PHILADELPHIA – College basketball, meet Florida Gulf Coast.
A school so new it wasn’t eligible for the NCAA tournament until last year busted a load of brackets Friday night.
With 24 points from Sherwood Brown and a healthy dose of swagger, FGCU upset second-seeded Georgetown 78-68 in the second round of the South Regional.
“This is our first time being in the NCAA tournament. To actually go out there and win that first game, it means something really special to us,” said Brown, who was the first of the players to head toward the Florida Gulf Coast cheering section with several seconds still on the clock.
The Eagles used a 21-2 second-half run to pull away from the Hoyas and then held on in the final minute to become just the seventh No. 15 seed to beat a No. 2.

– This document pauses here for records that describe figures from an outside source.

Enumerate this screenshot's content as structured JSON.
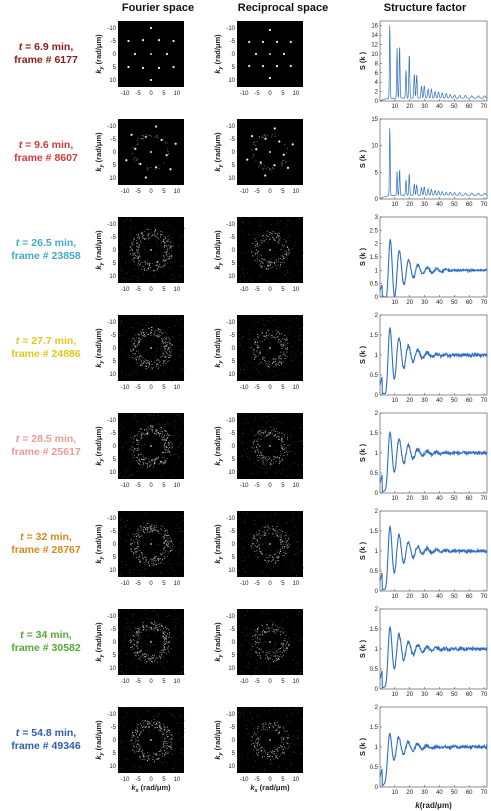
{
  "headers": {
    "fourier": "Fourier space",
    "reciprocal": "Reciprocal space",
    "structure": "Structure factor"
  },
  "axes": {
    "ky_label": "k",
    "ky_sub": "y",
    "ky_unit": "(rad/μm)",
    "kx_label": "k",
    "kx_sub": "x",
    "kx_unit": "(rad/μm)",
    "k_label": "k",
    "k_unit": "(rad/μm)",
    "s_label": "S (k )",
    "image_ticks": [
      "-10",
      "-5",
      "0",
      "5",
      "10"
    ]
  },
  "rows": [
    {
      "t_prefix": "t",
      "time": "= 6.9 min,",
      "frame": "frame # 6177",
      "color": "#8e1a1a"
    },
    {
      "t_prefix": "t",
      "time": "= 9.6 min,",
      "frame": "frame # 8607",
      "color": "#d23a3a"
    },
    {
      "t_prefix": "t",
      "time": "= 26.5 min,",
      "frame": "frame # 23858",
      "color": "#45a9c9"
    },
    {
      "t_prefix": "t",
      "time": "= 27.7 min,",
      "frame": "frame # 24886",
      "color": "#e3c61c"
    },
    {
      "t_prefix": "t",
      "time": "= 28.5 min,",
      "frame": "frame # 25617",
      "color": "#ee9a9a"
    },
    {
      "t_prefix": "t",
      "time": "= 32 min,",
      "frame": "frame # 28767",
      "color": "#d48a1a"
    },
    {
      "t_prefix": "t",
      "time": "= 34 min,",
      "frame": "frame # 30582",
      "color": "#55aa33"
    },
    {
      "t_prefix": "t",
      "time": "= 54.8 min,",
      "frame": "frame # 49346",
      "color": "#2f5fa8"
    }
  ],
  "chart_data": {
    "type": "line",
    "xlabel": "k(rad/μm)",
    "ylabel": "S (k )",
    "xlim": [
      0,
      72
    ],
    "xticks": [
      10,
      20,
      30,
      40,
      50,
      60,
      70
    ],
    "line_color": "#2e6fc4",
    "panels": [
      {
        "frame": "frame # 6177",
        "ylim": [
          0,
          17
        ],
        "yticks": [
          0,
          2,
          4,
          6,
          8,
          10,
          12,
          14,
          16
        ],
        "peaks_k": [
          6.6,
          11.5,
          13.2,
          17.5,
          19.7,
          23.1,
          24.7,
          27.9,
          29.8,
          32.4,
          34.6,
          37.1,
          39.4,
          41.9,
          44.6,
          47.3,
          50.2,
          53.6,
          57.5,
          61.8,
          66.2,
          70.5
        ],
        "peaks_s": [
          16.8,
          11.3,
          11.8,
          6.6,
          10.1,
          5.8,
          5.6,
          3.2,
          3.3,
          2.6,
          2.5,
          2.0,
          1.9,
          1.7,
          1.6,
          1.4,
          1.3,
          1.2,
          1.2,
          1.1,
          1.1,
          1.1
        ],
        "baseline": 0.6
      },
      {
        "frame": "frame # 8607",
        "ylim": [
          0,
          15
        ],
        "yticks": [
          0,
          5,
          10,
          15
        ],
        "peaks_k": [
          6.6,
          11.5,
          13.2,
          17.5,
          19.7,
          23.1,
          24.7,
          27.9,
          29.8,
          32.4,
          34.6,
          37.1,
          39.4,
          41.9,
          44.6,
          47.3,
          50.2,
          53.6,
          57.5,
          61.8,
          66.2,
          70.5
        ],
        "peaks_s": [
          14.0,
          5.2,
          5.6,
          3.6,
          4.8,
          2.9,
          2.7,
          2.2,
          2.3,
          1.9,
          1.8,
          1.6,
          1.5,
          1.4,
          1.3,
          1.3,
          1.2,
          1.2,
          1.1,
          1.1,
          1.1,
          1.1
        ],
        "baseline": 0.7
      },
      {
        "frame": "frame # 23858",
        "ylim": [
          0,
          3
        ],
        "yticks": [
          0,
          0.5,
          1,
          1.5,
          2,
          2.5,
          3
        ],
        "peak": 2.35,
        "k0": 6.8
      },
      {
        "frame": "frame # 24886",
        "ylim": [
          0,
          2
        ],
        "yticks": [
          0,
          0.5,
          1,
          1.5,
          2
        ],
        "peak": 1.82,
        "k0": 6.6
      },
      {
        "frame": "frame # 25617",
        "ylim": [
          0,
          2
        ],
        "yticks": [
          0,
          0.5,
          1,
          1.5,
          2
        ],
        "peak": 1.65,
        "k0": 6.6
      },
      {
        "frame": "frame # 28767",
        "ylim": [
          0,
          2
        ],
        "yticks": [
          0,
          0.5,
          1,
          1.5,
          2
        ],
        "peak": 1.75,
        "k0": 6.6
      },
      {
        "frame": "frame # 30582",
        "ylim": [
          0,
          2
        ],
        "yticks": [
          0,
          0.5,
          1,
          1.5,
          2
        ],
        "peak": 1.68,
        "k0": 6.6
      },
      {
        "frame": "frame # 49346",
        "ylim": [
          0,
          2
        ],
        "yticks": [
          0,
          0.5,
          1,
          1.5,
          2
        ],
        "peak": 1.45,
        "k0": 6.4
      }
    ]
  }
}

“It’s an unbelievable feeling. We played a very tough team in Georgetown. They have great players. They’re a historic school,” forward Chase Fieler said. “So being a newer school it’s very exciting for us to be able to win a game like that and for the NCAA history. That’s exciting and impressive to be a part of that.”
Bernard Thompson had 23 points for Florida Gulf Coast, the champions of the Atlantic Sun Conference.

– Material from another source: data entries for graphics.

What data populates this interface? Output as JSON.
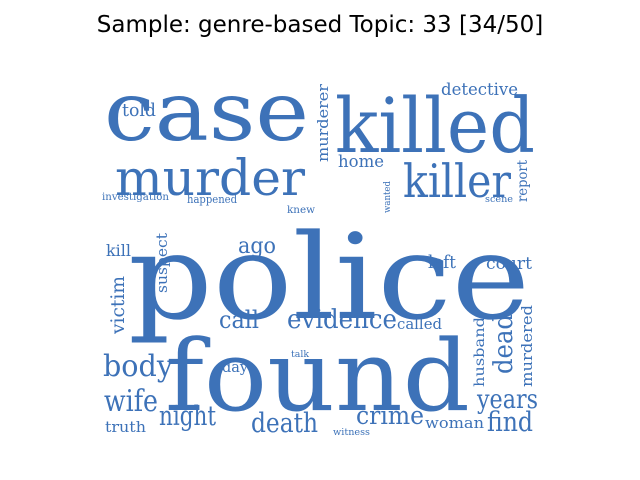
{
  "title": "Sample: genre-based Topic: 33 [34/50]",
  "word_color": "#3d72b8",
  "words": {
    "police": "police",
    "found": "found",
    "case": "case",
    "killed": "killed",
    "murder": "murder",
    "killer": "killer",
    "evidence": "evidence",
    "body": "body",
    "wife": "wife",
    "night": "night",
    "death": "death",
    "crime": "crime",
    "years": "years",
    "find": "find",
    "dead": "dead",
    "murdered": "murdered",
    "husband": "husband",
    "victim": "victim",
    "suspect": "suspect",
    "kill": "kill",
    "ago": "ago",
    "call": "call",
    "called": "called",
    "left": "left",
    "court": "court",
    "report": "report",
    "scene": "scene",
    "wanted": "wanted",
    "knew": "knew",
    "home": "home",
    "murderer": "murderer",
    "detective": "detective",
    "told": "told",
    "investigation": "investigation",
    "happened": "happened",
    "day": "day",
    "talk": "talk",
    "truth": "truth",
    "woman": "woman",
    "witness": "witness"
  }
}
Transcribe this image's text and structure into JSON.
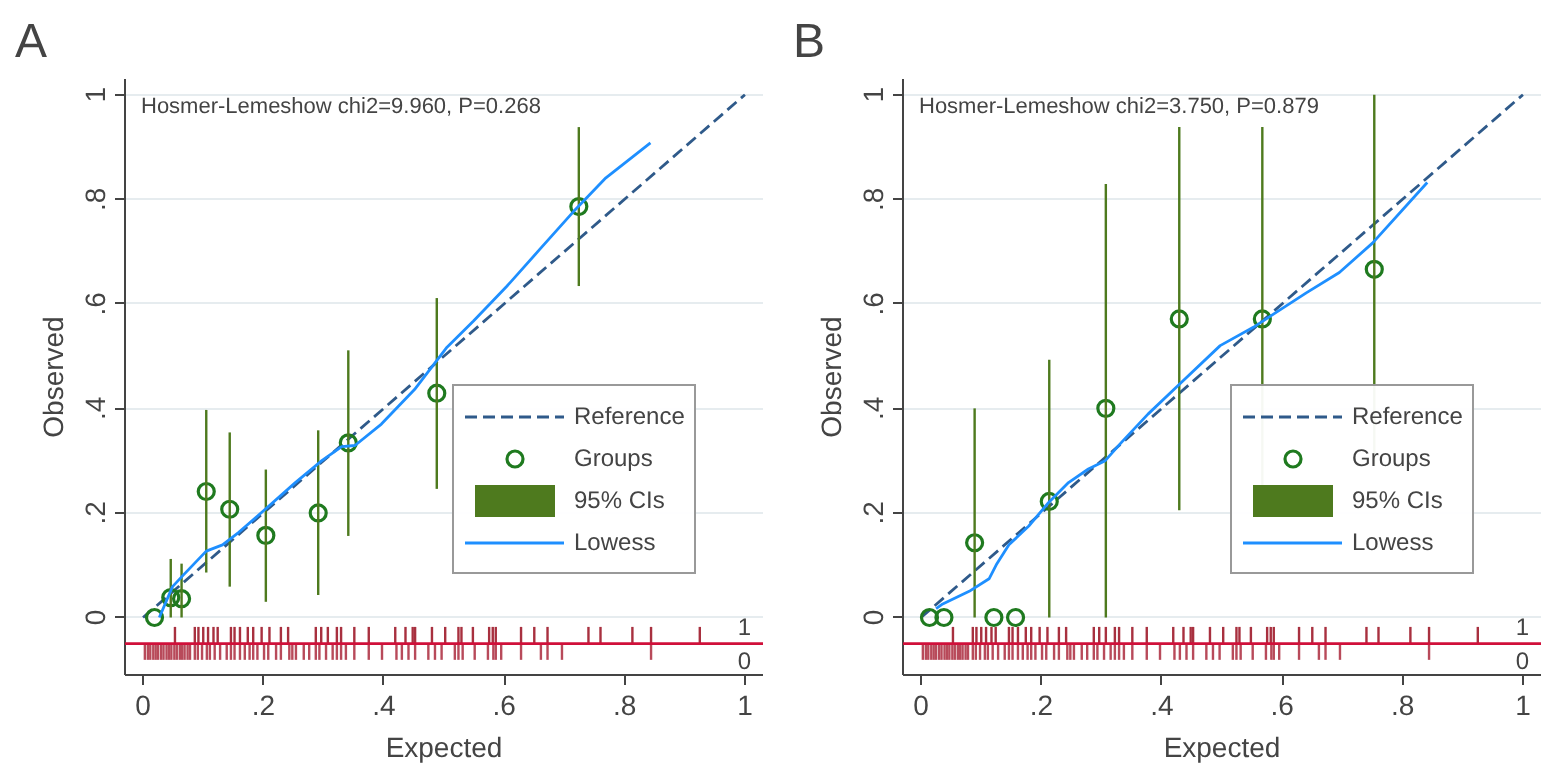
{
  "chart_data": [
    {
      "type": "scatter",
      "title": "A",
      "xlabel": "Expected",
      "ylabel": "Observed",
      "xlim": [
        -0.03,
        1.03
      ],
      "ylim": [
        -0.11,
        1.03
      ],
      "xticks": [
        0,
        {
          "value": 0.2,
          "label": ".2"
        },
        {
          "value": 0.4,
          "label": ".4"
        },
        {
          "value": 0.6,
          "label": ".6"
        },
        {
          "value": 0.8,
          "label": ".8"
        },
        1
      ],
      "yticks": [
        0,
        {
          "value": 0.2,
          "label": ".2"
        },
        {
          "value": 0.4,
          "label": ".4"
        },
        {
          "value": 0.6,
          "label": ".6"
        },
        {
          "value": 0.8,
          "label": ".8"
        },
        1
      ],
      "grid": "y",
      "legend": "bottom right",
      "annotations": [
        "Hosmer-Lemeshow chi2=9.960, P=0.268",
        "1",
        "0"
      ],
      "ref_lines": [
        {
          "axis": "y",
          "value": -0.05,
          "color": "#d0103a"
        }
      ],
      "series": [
        {
          "name": "Reference",
          "type": "line",
          "line_style": "dashed",
          "color": "#2f5a8a",
          "x": [
            0,
            1
          ],
          "values": [
            0,
            1
          ]
        },
        {
          "name": "Groups",
          "marker": "circle",
          "color": "#1f7a1f",
          "x": [
            0.019,
            0.046,
            0.064,
            0.105,
            0.144,
            0.204,
            0.291,
            0.341,
            0.488,
            0.724
          ],
          "values": [
            0,
            0.038,
            0.036,
            0.241,
            0.207,
            0.157,
            0.2,
            0.334,
            0.429,
            0.786
          ]
        },
        {
          "name": "95% CIs",
          "type": "bar",
          "color": "#4e7a1e",
          "x": [
            0.046,
            0.064,
            0.105,
            0.144,
            0.204,
            0.291,
            0.341,
            0.488,
            0.724
          ],
          "base": [
            0,
            0,
            0.086,
            0.059,
            0.03,
            0.043,
            0.156,
            0.246,
            0.634
          ],
          "values": [
            0.112,
            0.103,
            0.311,
            0.295,
            0.253,
            0.315,
            0.355,
            0.365,
            0.304
          ]
        },
        {
          "name": "Lowess",
          "type": "line",
          "line_style": "solid",
          "color": "#1e8fff",
          "x": [
            0.027,
            0.049,
            0.066,
            0.105,
            0.132,
            0.159,
            0.203,
            0.253,
            0.297,
            0.33,
            0.352,
            0.396,
            0.451,
            0.505,
            0.549,
            0.604,
            0.659,
            0.714,
            0.769,
            0.843
          ],
          "values": [
            0,
            0.059,
            0.08,
            0.127,
            0.139,
            0.163,
            0.207,
            0.258,
            0.3,
            0.327,
            0.329,
            0.37,
            0.436,
            0.517,
            0.567,
            0.633,
            0.704,
            0.775,
            0.841,
            0.908
          ]
        },
        {
          "type": "bar",
          "color": "#a8303f",
          "x": [
            0.053,
            0.086,
            0.092,
            0.1,
            0.108,
            0.117,
            0.124,
            0.146,
            0.152,
            0.161,
            0.174,
            0.183,
            0.197,
            0.21,
            0.229,
            0.241,
            0.287,
            0.296,
            0.307,
            0.322,
            0.329,
            0.351,
            0.375,
            0.419,
            0.436,
            0.448,
            0.452,
            0.48,
            0.502,
            0.524,
            0.529,
            0.548,
            0.575,
            0.581,
            0.586,
            0.628,
            0.65,
            0.672,
            0.74,
            0.76,
            0.813,
            0.844,
            0.925
          ],
          "base": [
            -0.05,
            -0.05,
            -0.05,
            -0.05,
            -0.05,
            -0.05,
            -0.05,
            -0.05,
            -0.05,
            -0.05,
            -0.05,
            -0.05,
            -0.05,
            -0.05,
            -0.05,
            -0.05,
            -0.05,
            -0.05,
            -0.05,
            -0.05,
            -0.05,
            -0.05,
            -0.05,
            -0.05,
            -0.05,
            -0.05,
            -0.05,
            -0.05,
            -0.05,
            -0.05,
            -0.05,
            -0.05,
            -0.05,
            -0.05,
            -0.05,
            -0.05,
            -0.05,
            -0.05,
            -0.05,
            -0.05,
            -0.05,
            -0.05,
            -0.05
          ],
          "values": [
            0.032,
            0.032,
            0.032,
            0.032,
            0.032,
            0.032,
            0.032,
            0.032,
            0.032,
            0.032,
            0.032,
            0.032,
            0.032,
            0.032,
            0.032,
            0.032,
            0.032,
            0.032,
            0.032,
            0.032,
            0.032,
            0.032,
            0.032,
            0.032,
            0.032,
            0.032,
            0.032,
            0.032,
            0.032,
            0.032,
            0.032,
            0.032,
            0.032,
            0.032,
            0.032,
            0.032,
            0.032,
            0.032,
            0.032,
            0.032,
            0.032,
            0.032,
            0.032
          ]
        },
        {
          "type": "bar",
          "color": "#b84a5a",
          "x": [
            0.003,
            0.008,
            0.012,
            0.017,
            0.021,
            0.025,
            0.03,
            0.034,
            0.039,
            0.043,
            0.047,
            0.052,
            0.056,
            0.061,
            0.065,
            0.069,
            0.074,
            0.078,
            0.086,
            0.091,
            0.098,
            0.106,
            0.111,
            0.119,
            0.128,
            0.139,
            0.146,
            0.152,
            0.161,
            0.169,
            0.177,
            0.183,
            0.19,
            0.201,
            0.208,
            0.221,
            0.229,
            0.243,
            0.248,
            0.254,
            0.267,
            0.276,
            0.287,
            0.293,
            0.304,
            0.315,
            0.322,
            0.329,
            0.337,
            0.351,
            0.375,
            0.397,
            0.421,
            0.43,
            0.441,
            0.452,
            0.474,
            0.485,
            0.496,
            0.518,
            0.524,
            0.531,
            0.551,
            0.573,
            0.582,
            0.586,
            0.595,
            0.628,
            0.661,
            0.672,
            0.696,
            0.844
          ],
          "base": [
            -0.05,
            -0.05,
            -0.05,
            -0.05,
            -0.05,
            -0.05,
            -0.05,
            -0.05,
            -0.05,
            -0.05,
            -0.05,
            -0.05,
            -0.05,
            -0.05,
            -0.05,
            -0.05,
            -0.05,
            -0.05,
            -0.05,
            -0.05,
            -0.05,
            -0.05,
            -0.05,
            -0.05,
            -0.05,
            -0.05,
            -0.05,
            -0.05,
            -0.05,
            -0.05,
            -0.05,
            -0.05,
            -0.05,
            -0.05,
            -0.05,
            -0.05,
            -0.05,
            -0.05,
            -0.05,
            -0.05,
            -0.05,
            -0.05,
            -0.05,
            -0.05,
            -0.05,
            -0.05,
            -0.05,
            -0.05,
            -0.05,
            -0.05,
            -0.05,
            -0.05,
            -0.05,
            -0.05,
            -0.05,
            -0.05,
            -0.05,
            -0.05,
            -0.05,
            -0.05,
            -0.05,
            -0.05,
            -0.05,
            -0.05,
            -0.05,
            -0.05,
            -0.05,
            -0.05,
            -0.05,
            -0.05,
            -0.05,
            -0.05
          ],
          "values": [
            -0.031,
            -0.031,
            -0.031,
            -0.031,
            -0.031,
            -0.031,
            -0.031,
            -0.031,
            -0.031,
            -0.031,
            -0.031,
            -0.031,
            -0.031,
            -0.031,
            -0.031,
            -0.031,
            -0.031,
            -0.031,
            -0.031,
            -0.031,
            -0.031,
            -0.031,
            -0.031,
            -0.031,
            -0.031,
            -0.031,
            -0.031,
            -0.031,
            -0.031,
            -0.031,
            -0.031,
            -0.031,
            -0.031,
            -0.031,
            -0.031,
            -0.031,
            -0.031,
            -0.031,
            -0.031,
            -0.031,
            -0.031,
            -0.031,
            -0.031,
            -0.031,
            -0.031,
            -0.031,
            -0.031,
            -0.031,
            -0.031,
            -0.031,
            -0.031,
            -0.031,
            -0.031,
            -0.031,
            -0.031,
            -0.031,
            -0.031,
            -0.031,
            -0.031,
            -0.031,
            -0.031,
            -0.031,
            -0.031,
            -0.031,
            -0.031,
            -0.031,
            -0.031,
            -0.031,
            -0.031,
            -0.031,
            -0.031,
            -0.031
          ]
        }
      ]
    },
    {
      "type": "scatter",
      "title": "B",
      "xlabel": "Expected",
      "ylabel": "Observed",
      "xlim": [
        -0.03,
        1.03
      ],
      "ylim": [
        -0.11,
        1.03
      ],
      "xticks": [
        0,
        {
          "value": 0.2,
          "label": ".2"
        },
        {
          "value": 0.4,
          "label": ".4"
        },
        {
          "value": 0.6,
          "label": ".6"
        },
        {
          "value": 0.8,
          "label": ".8"
        },
        1
      ],
      "yticks": [
        0,
        {
          "value": 0.2,
          "label": ".2"
        },
        {
          "value": 0.4,
          "label": ".4"
        },
        {
          "value": 0.6,
          "label": ".6"
        },
        {
          "value": 0.8,
          "label": ".8"
        },
        1
      ],
      "grid": "y",
      "legend": "bottom right",
      "annotations": [
        "Hosmer-Lemeshow chi2=3.750, P=0.879",
        "1",
        "0"
      ],
      "ref_lines": [
        {
          "axis": "y",
          "value": -0.05,
          "color": "#d0103a"
        }
      ],
      "series": [
        {
          "name": "Reference",
          "type": "line",
          "line_style": "dashed",
          "color": "#2f5a8a",
          "x": [
            0,
            1
          ],
          "values": [
            0,
            1
          ]
        },
        {
          "name": "Groups",
          "marker": "circle",
          "color": "#1f7a1f",
          "x": [
            0.014,
            0.038,
            0.089,
            0.121,
            0.157,
            0.213,
            0.307,
            0.429,
            0.567,
            0.753
          ],
          "values": [
            0,
            0,
            0.143,
            0,
            0,
            0.222,
            0.4,
            0.571,
            0.571,
            0.666
          ]
        },
        {
          "name": "95% CIs",
          "type": "bar",
          "color": "#4e7a1e",
          "x": [
            0.089,
            0.213,
            0.307,
            0.429,
            0.567,
            0.753
          ],
          "base": [
            0,
            0,
            0,
            0.205,
            0.205,
            0.29
          ],
          "values": [
            0.4,
            0.493,
            0.829,
            0.733,
            0.733,
            0.71
          ]
        },
        {
          "name": "Lowess",
          "type": "line",
          "line_style": "solid",
          "color": "#1e8fff",
          "x": [
            0.025,
            0.036,
            0.08,
            0.113,
            0.126,
            0.146,
            0.179,
            0.212,
            0.245,
            0.278,
            0.306,
            0.333,
            0.377,
            0.431,
            0.497,
            0.552,
            0.64,
            0.695,
            0.75,
            0.841
          ],
          "values": [
            0.017,
            0.026,
            0.05,
            0.074,
            0.103,
            0.139,
            0.175,
            0.22,
            0.258,
            0.284,
            0.3,
            0.335,
            0.389,
            0.448,
            0.52,
            0.555,
            0.621,
            0.66,
            0.716,
            0.832
          ]
        },
        {
          "type": "bar",
          "color": "#a8303f",
          "x": [
            0.053,
            0.086,
            0.092,
            0.1,
            0.108,
            0.117,
            0.124,
            0.146,
            0.152,
            0.161,
            0.174,
            0.183,
            0.197,
            0.21,
            0.229,
            0.241,
            0.287,
            0.296,
            0.307,
            0.322,
            0.329,
            0.351,
            0.375,
            0.419,
            0.436,
            0.448,
            0.452,
            0.48,
            0.502,
            0.524,
            0.529,
            0.548,
            0.575,
            0.581,
            0.586,
            0.628,
            0.65,
            0.672,
            0.74,
            0.76,
            0.813,
            0.844,
            0.925
          ],
          "base": [
            -0.05,
            -0.05,
            -0.05,
            -0.05,
            -0.05,
            -0.05,
            -0.05,
            -0.05,
            -0.05,
            -0.05,
            -0.05,
            -0.05,
            -0.05,
            -0.05,
            -0.05,
            -0.05,
            -0.05,
            -0.05,
            -0.05,
            -0.05,
            -0.05,
            -0.05,
            -0.05,
            -0.05,
            -0.05,
            -0.05,
            -0.05,
            -0.05,
            -0.05,
            -0.05,
            -0.05,
            -0.05,
            -0.05,
            -0.05,
            -0.05,
            -0.05,
            -0.05,
            -0.05,
            -0.05,
            -0.05,
            -0.05,
            -0.05,
            -0.05
          ],
          "values": [
            0.032,
            0.032,
            0.032,
            0.032,
            0.032,
            0.032,
            0.032,
            0.032,
            0.032,
            0.032,
            0.032,
            0.032,
            0.032,
            0.032,
            0.032,
            0.032,
            0.032,
            0.032,
            0.032,
            0.032,
            0.032,
            0.032,
            0.032,
            0.032,
            0.032,
            0.032,
            0.032,
            0.032,
            0.032,
            0.032,
            0.032,
            0.032,
            0.032,
            0.032,
            0.032,
            0.032,
            0.032,
            0.032,
            0.032,
            0.032,
            0.032,
            0.032,
            0.032
          ]
        },
        {
          "type": "bar",
          "color": "#b84a5a",
          "x": [
            0.003,
            0.008,
            0.012,
            0.017,
            0.021,
            0.025,
            0.03,
            0.034,
            0.039,
            0.043,
            0.047,
            0.052,
            0.056,
            0.061,
            0.065,
            0.069,
            0.074,
            0.078,
            0.086,
            0.091,
            0.098,
            0.106,
            0.111,
            0.119,
            0.128,
            0.139,
            0.146,
            0.152,
            0.161,
            0.169,
            0.177,
            0.183,
            0.19,
            0.201,
            0.208,
            0.221,
            0.229,
            0.243,
            0.248,
            0.254,
            0.267,
            0.276,
            0.287,
            0.293,
            0.304,
            0.315,
            0.322,
            0.329,
            0.337,
            0.351,
            0.375,
            0.397,
            0.421,
            0.43,
            0.441,
            0.452,
            0.474,
            0.485,
            0.496,
            0.518,
            0.524,
            0.531,
            0.551,
            0.573,
            0.582,
            0.586,
            0.595,
            0.628,
            0.661,
            0.672,
            0.696,
            0.844
          ],
          "base": [
            -0.05,
            -0.05,
            -0.05,
            -0.05,
            -0.05,
            -0.05,
            -0.05,
            -0.05,
            -0.05,
            -0.05,
            -0.05,
            -0.05,
            -0.05,
            -0.05,
            -0.05,
            -0.05,
            -0.05,
            -0.05,
            -0.05,
            -0.05,
            -0.05,
            -0.05,
            -0.05,
            -0.05,
            -0.05,
            -0.05,
            -0.05,
            -0.05,
            -0.05,
            -0.05,
            -0.05,
            -0.05,
            -0.05,
            -0.05,
            -0.05,
            -0.05,
            -0.05,
            -0.05,
            -0.05,
            -0.05,
            -0.05,
            -0.05,
            -0.05,
            -0.05,
            -0.05,
            -0.05,
            -0.05,
            -0.05,
            -0.05,
            -0.05,
            -0.05,
            -0.05,
            -0.05,
            -0.05,
            -0.05,
            -0.05,
            -0.05,
            -0.05,
            -0.05,
            -0.05,
            -0.05,
            -0.05,
            -0.05,
            -0.05,
            -0.05,
            -0.05,
            -0.05,
            -0.05,
            -0.05,
            -0.05,
            -0.05,
            -0.05
          ],
          "values": [
            -0.031,
            -0.031,
            -0.031,
            -0.031,
            -0.031,
            -0.031,
            -0.031,
            -0.031,
            -0.031,
            -0.031,
            -0.031,
            -0.031,
            -0.031,
            -0.031,
            -0.031,
            -0.031,
            -0.031,
            -0.031,
            -0.031,
            -0.031,
            -0.031,
            -0.031,
            -0.031,
            -0.031,
            -0.031,
            -0.031,
            -0.031,
            -0.031,
            -0.031,
            -0.031,
            -0.031,
            -0.031,
            -0.031,
            -0.031,
            -0.031,
            -0.031,
            -0.031,
            -0.031,
            -0.031,
            -0.031,
            -0.031,
            -0.031,
            -0.031,
            -0.031,
            -0.031,
            -0.031,
            -0.031,
            -0.031,
            -0.031,
            -0.031,
            -0.031,
            -0.031,
            -0.031,
            -0.031,
            -0.031,
            -0.031,
            -0.031,
            -0.031,
            -0.031,
            -0.031,
            -0.031,
            -0.031,
            -0.031,
            -0.031,
            -0.031,
            -0.031,
            -0.031,
            -0.031,
            -0.031,
            -0.031,
            -0.031,
            -0.031
          ]
        }
      ]
    }
  ]
}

FGCU (25-10) will play seventh-seeded San Diego State, which beat No. 10 seed Oklahoma 70-55, in the third round on Sunday.
“We decided we can play with anybody and we did,” said FGCU point guard Brett Comer, who finished with 12 points, 10 assists and just two turnovers.

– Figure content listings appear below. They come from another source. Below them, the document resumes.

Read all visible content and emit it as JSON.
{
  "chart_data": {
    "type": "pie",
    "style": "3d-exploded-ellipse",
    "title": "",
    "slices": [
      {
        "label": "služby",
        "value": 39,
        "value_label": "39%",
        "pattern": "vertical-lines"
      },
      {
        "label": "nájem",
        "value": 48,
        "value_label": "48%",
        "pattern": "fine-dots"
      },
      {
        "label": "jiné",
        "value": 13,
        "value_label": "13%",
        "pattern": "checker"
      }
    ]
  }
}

Comer was part of a play late in the game that almost brought down the house, throwing an alley-oop pass from the corner that Fieler grabbed and threw down with a one-handed dunk.
“Nothing special. It’s something me and him have done this year,” Comer said. “We knew what was going to happen there. Time and place didn’t matter. I knew he’d catch it. You saw the result. The whole place went nuts and we really got the momentum from there.”
Said Fieler: “That might be the highest I’ve ever jumped. We’ll have to check the video. Brett has great vision. That was his 10th assist. He just threw it up and I had to go get it.”
Just a night before, Harvard – the nation’s oldest university, founded in 1636 – pulled off a major upset over third-seeded New Mexico. Now, one of its youngest – FGCU’s first student was admitted in 1997 – has an even bigger one.
The Eagles’ monster run gave them a 52-33 lead with 12:28 to play. The Hoyas (25-7) staged a furious rally to get within 72-68 with 52 seconds left but the Eagles hit 6 of 10 free throws to seal it.
“In the second half, we pushed the ball, we got out, we ran, we made shots, got some alley-oop dunks to energize the crowd. I’m very proud of our players,” said coach Andy Enfield.
It was another disappointing NCAA exit to a double-diget seed for the Hoyas.
“I wish I could, trust me,” Georgetown coach John Thompson III said when asked if he could figure out the losses to lower seeds.